Though the US has so far been on the sidelines but at a recent news conference Gen David McKiernan, the commander of US troops in Afghanistan, grudgingly said he would support the Afghan government if it chose to go down the path of negotiations.

And now the Wall Street Journal is reporting that the US might get involved in those negotiations directly. “Senior White House and military officials believe that engaging some levels of the Taliban — while excluding top leaders — could help reverse a pronounced downward spiral in Afghanistan and neighbouring Pakistan,” the report said.

Both countries have been destabilised by a recent wave of violence.

Senior Bush administration officials told the Journal that the outreach was a draft recommendation in a classified White House assessment of US strategy in Afghanistan. The officials said that the recommendation called for the talks to be led by the Afghan central government, but with the active participation of the US.

The US would be willing to pay moderate Taliban members to lay down their weapons and join the political process, the Journal cited an unidentified US official as saying. The Central Intelligence Agency has been mapping Afghanistan’s tribal areas in an attempt to understand the allegiances of clans and tribes, the report said.

WSJ noted that joining the talks would only be a first step as the Bush administration was still in the process of determining what substantial offer it could make to persuade the Taliban to abandon violence. “How much should (we) be willing to offer guys like this?” asked a senior Bush official while talking to the Journal.
Gen David Petraeus, who will assume responsibility this week for US military operations in Afghanistan and Pakistan as head of the Central Command, supports the proposed direct talks between the Taliban and the US, the WSJ said.

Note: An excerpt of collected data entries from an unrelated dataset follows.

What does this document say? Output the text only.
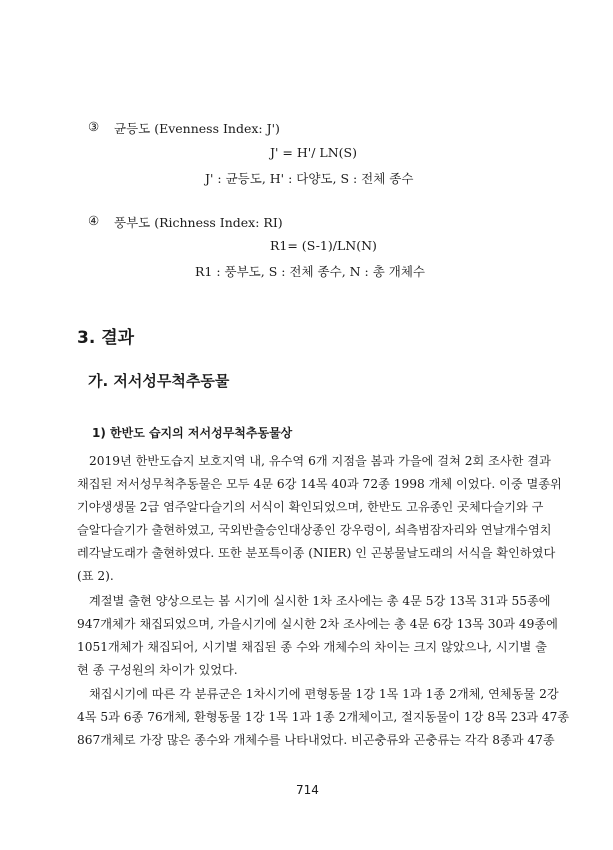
③ 균등도 (Evenness Index: J')
J' = H'/ LN(S)
J' : 균등도, H' : 다양도, S : 전체 종수
④ 풍부도 (Richness Index: RI)
R1= (S-1)/LN(N)
R1 : 풍부도, S : 전체 종수, N : 총 개체수
3. 결과
가. 저서성무척추동물
1) 한반도 습지의 저서성무척추동물상
2019년 한반도습지 보호지역 내, 유수역 6개 지점을 봄과 가을에 걸쳐 2회 조사한 결과
채집된 저서성무척추동물은 모두 4문 6강 14목 40과 72종 1998 개체 이었다. 이중 멸종위
기야생생물 2급 염주알다슬기의 서식이 확인되었으며, 한반도 고유종인 곳체다슬기와 구
슬알다슬기가 출현하였고, 국외반출승인대상종인 강우렁이, 쇠측범잠자리와 연날개수염치
레각날도래가 출현하였다. 또한 분포특이종 (NIER) 인 곤봉물날도래의 서식을 확인하였다
(표 2).
계절별 출현 양상으로는 봄 시기에 실시한 1차 조사에는 총 4문 5강 13목 31과 55종에
947개체가 채집되었으며, 가을시기에 실시한 2차 조사에는 총 4문 6강 13목 30과 49종에
1051개체가 채집되어, 시기별 채집된 종 수와 개체수의 차이는 크지 않았으나, 시기별 출
현 종 구성원의 차이가 있었다.
채집시기에 따른 각 분류군은 1차시기에 편형동물 1강 1목 1과 1종 2개체, 연체동물 2강
4목 5과 6종 76개체, 환형동물 1강 1목 1과 1종 2개체이고, 절지동물이 1강 8목 23과 47종
867개체로 가장 많은 종수와 개체수를 나타내었다. 비곤충류와 곤충류는 각각 8종과 47종
714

Gen Petraeus used a similar approach in Iraq where a US push to enlist Sunni tribes in the fight against Al Qaeda helped sharply reduce the country’s violence. Gen Petraeus earlier this month publicly endorsed talks with less extreme Taliban elements.

Gen Petraeus also indicated that he believed insurgencies rarely ended with complete victory by one or the other side.

“You have to talk to enemies,” said Gen Petraeus while pointing to Kabul’s efforts to negotiate a deal with the Taliban that would potentially bring some Taliban members back to power, saying that if they were “willing to reconcile” it would be “a positive step”.

US Afghan experts outside the Bush administration have also been urging the White House to try to end violence “by co-optation, integration and appeasement”, as one of them said.

They urge the Bush administration to give the Taliban a positive reason to stop fighting. This, they argue, would allow Washington to separate hardcore militants from others within the Taliban and would also expose the extremists before the Afghan people.